Но Власть имущий следил за милой, простодушной Марьей Гавриловной. Она, шаля, готова была сбиться с пути, – он пошлет своего слугу спасти ее. Его слуга – жизнь, метель.
Еще с вечера поднялась метель, и когда Марья Гавриловна вышла из дому, чтобы сесть в сани Владимира, «ветер дул навстречу, как будто силясь остановить молодую преступницу»; и с той минуты, как она садится в сани, – она в руках судьбы, как и намекает Пушкин полушутя, прерывая рассказ об ее поездке: «Поручив барышню попечению судьбы и искусству Терешки кучера, обратимся к молодому нашему любовнику». Потому что рассказать о том, как пеклась о ней судьба, значило рассказать не о ее путешествии, вполне исправно проведенном Терешкою, а о поездке Владимира, которого вела судьба, – вела не навстречу ей, а в сторону. Судьба обернулась метелью. Эту метель-жизнь, метель-судьбу Пушкин изображает здесь теми же чертами, как в «Бесах»; она и так же издевается над Владимиром, как над путником «Бесов». «Сделалась такая метель, что он ничего не взвидел. В одну минуту дорогу занесло; окрестность исчезла во мгле мутной и желтоватой, сквозь которую летели белые хлопья снегу; небо слилось с землею»:
– Эй, пошел, ямщик!.» – «Нет мочи:
Коням, барин, тяжело;
Вьюга мне слипает очи;
Все дороги занесло;
Хоть убей, следа не видно;
Сбились мы. Что делать нам!
…………………………
Невидимкою луна
Освещает снег летучий;
Мутно небо, ночь мутна.
Так же как в «Бесах», бес метели водит Владимира по полю и кружит по сторонам, толкает в овраг измученного коня, встает небывалой и обманчивой рощей, долго водит по лесу и с хохотом выпускает на неведомую равнину, «устланную белым волнистым ковром»; и Владимиру тоже, как тому путнику,
Страшно, страшно поневоле
Средь неведомых равнин!
и он тоже с лошадью выбиваются из сил…
Но эта разрушительная цель достигнута – Владимир не доедет во-время, а в то же время метель исполняет и вторую, творческую половину работы.
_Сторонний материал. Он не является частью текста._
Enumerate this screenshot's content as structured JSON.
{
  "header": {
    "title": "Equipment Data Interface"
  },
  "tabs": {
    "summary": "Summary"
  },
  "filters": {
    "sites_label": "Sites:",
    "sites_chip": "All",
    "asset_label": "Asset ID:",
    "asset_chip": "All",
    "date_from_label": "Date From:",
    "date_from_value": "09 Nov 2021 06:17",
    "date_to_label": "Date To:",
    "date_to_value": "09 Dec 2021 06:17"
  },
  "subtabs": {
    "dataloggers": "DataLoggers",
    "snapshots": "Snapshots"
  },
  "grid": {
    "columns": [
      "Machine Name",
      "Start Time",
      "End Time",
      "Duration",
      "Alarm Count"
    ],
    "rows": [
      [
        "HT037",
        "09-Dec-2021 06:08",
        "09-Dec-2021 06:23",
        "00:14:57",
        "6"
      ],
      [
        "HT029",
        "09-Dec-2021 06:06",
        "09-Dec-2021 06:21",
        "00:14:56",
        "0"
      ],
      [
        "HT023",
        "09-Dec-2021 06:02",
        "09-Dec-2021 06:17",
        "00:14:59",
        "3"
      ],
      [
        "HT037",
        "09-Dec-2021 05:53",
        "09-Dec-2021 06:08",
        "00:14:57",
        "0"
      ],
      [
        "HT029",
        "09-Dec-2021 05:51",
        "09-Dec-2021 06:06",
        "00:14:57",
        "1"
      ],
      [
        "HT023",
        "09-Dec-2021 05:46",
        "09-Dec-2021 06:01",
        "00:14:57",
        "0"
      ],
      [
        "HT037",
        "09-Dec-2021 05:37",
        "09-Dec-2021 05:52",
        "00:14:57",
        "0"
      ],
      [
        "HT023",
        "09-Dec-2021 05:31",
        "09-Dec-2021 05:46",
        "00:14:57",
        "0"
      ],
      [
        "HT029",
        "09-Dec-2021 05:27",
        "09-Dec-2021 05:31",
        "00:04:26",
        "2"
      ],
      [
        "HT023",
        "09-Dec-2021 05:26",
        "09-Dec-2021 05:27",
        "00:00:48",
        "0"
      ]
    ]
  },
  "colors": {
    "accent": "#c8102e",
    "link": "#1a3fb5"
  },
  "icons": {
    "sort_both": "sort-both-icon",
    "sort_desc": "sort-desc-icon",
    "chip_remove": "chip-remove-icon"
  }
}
В этот самый вечер офицер Бурмин из соседней усадьбы спешил в Вильно, в свой полк; судьба-метель, точно одной рукой отстраняя Владимира, другою ведет некоего Бурмина навстречу Марьи Гавриловны. В этом месте рассказ Пушкина достигает полной силы; скупость строго обдуманных подробностей напоминает здесь «Пиковую даму». «Приехав… на станцию поздно вечером, – рассказывает впоследствии Бурмин, – я велел было поскорее закладывать лошадей, как вдруг поднялась ужасная метель, и смотритель, и ямщики советовали мне переждать. Я их послушался, но непонятное беспокойство овладело мною; казалось, кто-то меня так и толкал. Между тем метель не унималась; я не вытерпел, приказал опять закладывать и поехал в самую бурю. Ямщику вздумалось ехать рекою, что должно было сократить нам путь тремя верстами. Берега были занесены; ямщик проехал мимо того места, где выезжали на дорогу, и таким образом очутились мы в незнакомой стороне. Буря не утихала; я увидел огонек и велел ехать туда». С удивительным мастерством описана дальнейшая сцена – естественность появления Бурмина среди ожидавших в церкви, гипнозом легшая на него самого, и легкая, роковая его одержимость, когда он точно во сне или понуждаемый тайной силою стал рядом с Марьей Гавриловной пред аналоем (он вспоминает: «непонятная, непростительная ветреность»…). – Его появление и было естественно, – больше того, их венчание, столь случайное с виду, как редко бывает, было в высшем смысле закономерно, необходимо, естественно, потому что они были «суженые», судьбой предназначенные друг для друга, как и обнаружилось три года спустя, когда, встретившись, они искренно полюбили друг друга.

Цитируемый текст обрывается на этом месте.